Het is belangrijk om te begrijpen dat er verschillende soorten diabetes. De twee belangrijkste vormen zijn type 1 en type 2. Het is ook belangrijk om de fundamentele verschillen tussen de twee vormen te begrijpen
Type 1:. De leeftijd van begin is meestal voor de leeftijd van twintig
<. p> Type 2:. Het type 2 strikes rond de leeftijd van 40-45
Tip 1: Deze diabetes optreedt als gevolg van een auto-immuunreactie. Gewoonlijk gaat het immuunsysteem niet optreden tegen het gastheerorganisme.

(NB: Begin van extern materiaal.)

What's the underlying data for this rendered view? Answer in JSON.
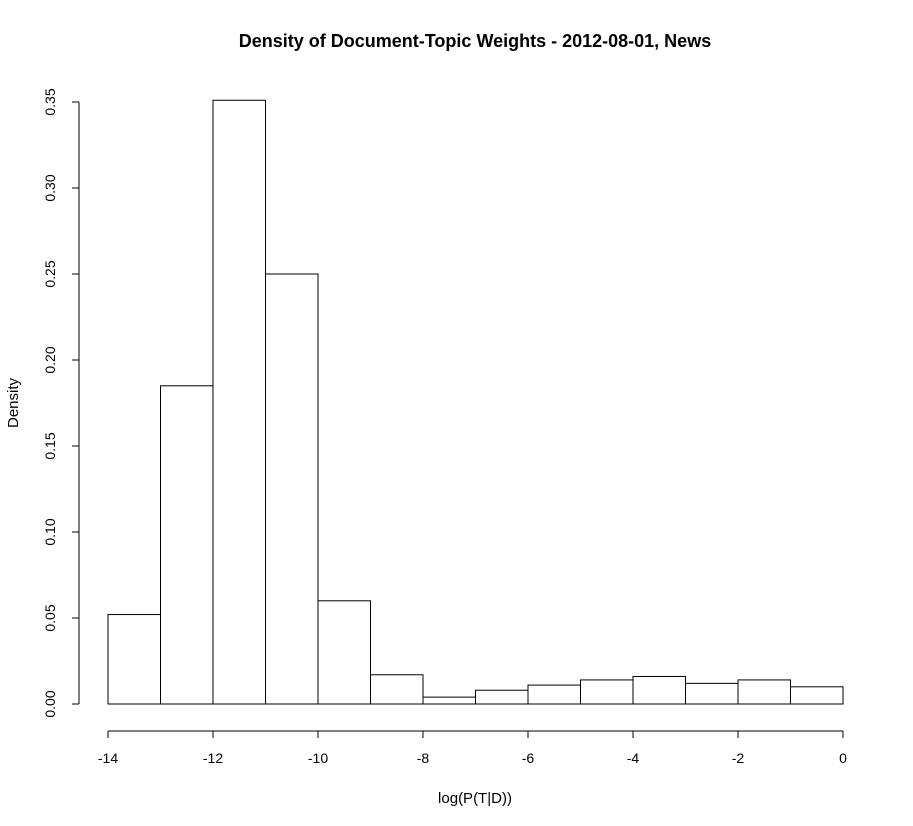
{
  "chart_data": {
    "type": "bar",
    "subtype": "histogram",
    "title": "Density of Document-Topic Weights - 2012-08-01, News",
    "xlabel": "log(P(T|D))",
    "ylabel": "Density",
    "xlim": [
      -14,
      0
    ],
    "ylim": [
      0,
      0.35
    ],
    "grid": false,
    "bin_edges": [
      -14,
      -13,
      -12,
      -11,
      -10,
      -9,
      -8,
      -7,
      -6,
      -5,
      -4,
      -3,
      -2,
      -1,
      0
    ],
    "values": [
      0.052,
      0.185,
      0.351,
      0.25,
      0.06,
      0.017,
      0.004,
      0.008,
      0.011,
      0.014,
      0.016,
      0.012,
      0.014,
      0.01
    ],
    "x_ticks": [
      -14,
      -12,
      -10,
      -8,
      -6,
      -4,
      -2,
      0
    ],
    "x_tick_labels": [
      "-14",
      "-12",
      "-10",
      "-8",
      "-6",
      "-4",
      "-2",
      "0"
    ],
    "y_ticks": [
      0,
      0.05,
      0.1,
      0.15,
      0.2,
      0.25,
      0.3,
      0.35
    ],
    "y_tick_labels": [
      "0.00",
      "0.05",
      "0.10",
      "0.15",
      "0.20",
      "0.25",
      "0.30",
      "0.35"
    ],
    "colors": {
      "bar_fill": "#ffffff",
      "bar_stroke": "#000000",
      "axis": "#000000"
    }
  }
}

Af en toe, als gevolg van onverklaarbare redenen, het immuunsysteem zich tegen zichzelf, met rampzalige gevolgen
Type 2:. Deze vorm is meestal genetische oorsprong. Als één van de ouders is diabetes, de nakomelingen heeft een vijftig procent kans op het verwerven van diabetes. Uiteraard is er ook een vijftig procent kans om te ontsnappen aan diabetes. Als beide ouders diabetes, dan is er een bijna zekerheid van de nakomelingen krijgen van diabetes
Type 1:.. Het is een ernstige ziekte vanaf het begin
Type 2: Het is relatief mild .
, vooral in de beginfase
Tip 1: Insuline is nagenoeg afwezig
Type 2:.. Insuline gebrekkig en nooit geheel afwezig
Type 1: chronische complicaties waarschijnlijker. Dit komt omdat deze mensen moeten leven met de ziekte gedurende meerdere decennia
Type 2:. Chronische ziekten zijn minder kans als de duur van de ziekte niet laatste decennia
Type 1.: Insuline is de enige optie voor de behandeling
Type 2:.. Het type 2 diabetes kunnen worden behandeld met orale bloedglucoseverlagende middelen
Typ.
1: Kan niet worden behandeld door de voeding manipulatie alleen
< p> Type 2:. In de beginfase, kan diabetes type 2 worden gecontroleerd door middel van de voeding manipulatie en oefening
Type 1: Deze mensen hebben de neiging om mager te zijn
Type 2:. Type 2 diabetes overgewicht of obesitas
Type 1:.. Ketosis is waarschijnlijk
Type 2:. Ketosis is zeldzaam
Dit zijn enkele van de belangrijkste verschillen. Er zijn andere kleine verschillen. Er zijn gemeenschappelijke kenmerken van beide typen. Beide tonen verminderde glucosetolerantie.
Beide tonen verhoogde bloedsuikerspiegel. Beide tonen de aanwezigheid van glucose in de urine. Beide hebben een verhoogd risico op het ontwikkelen van de coronaire hartziekten.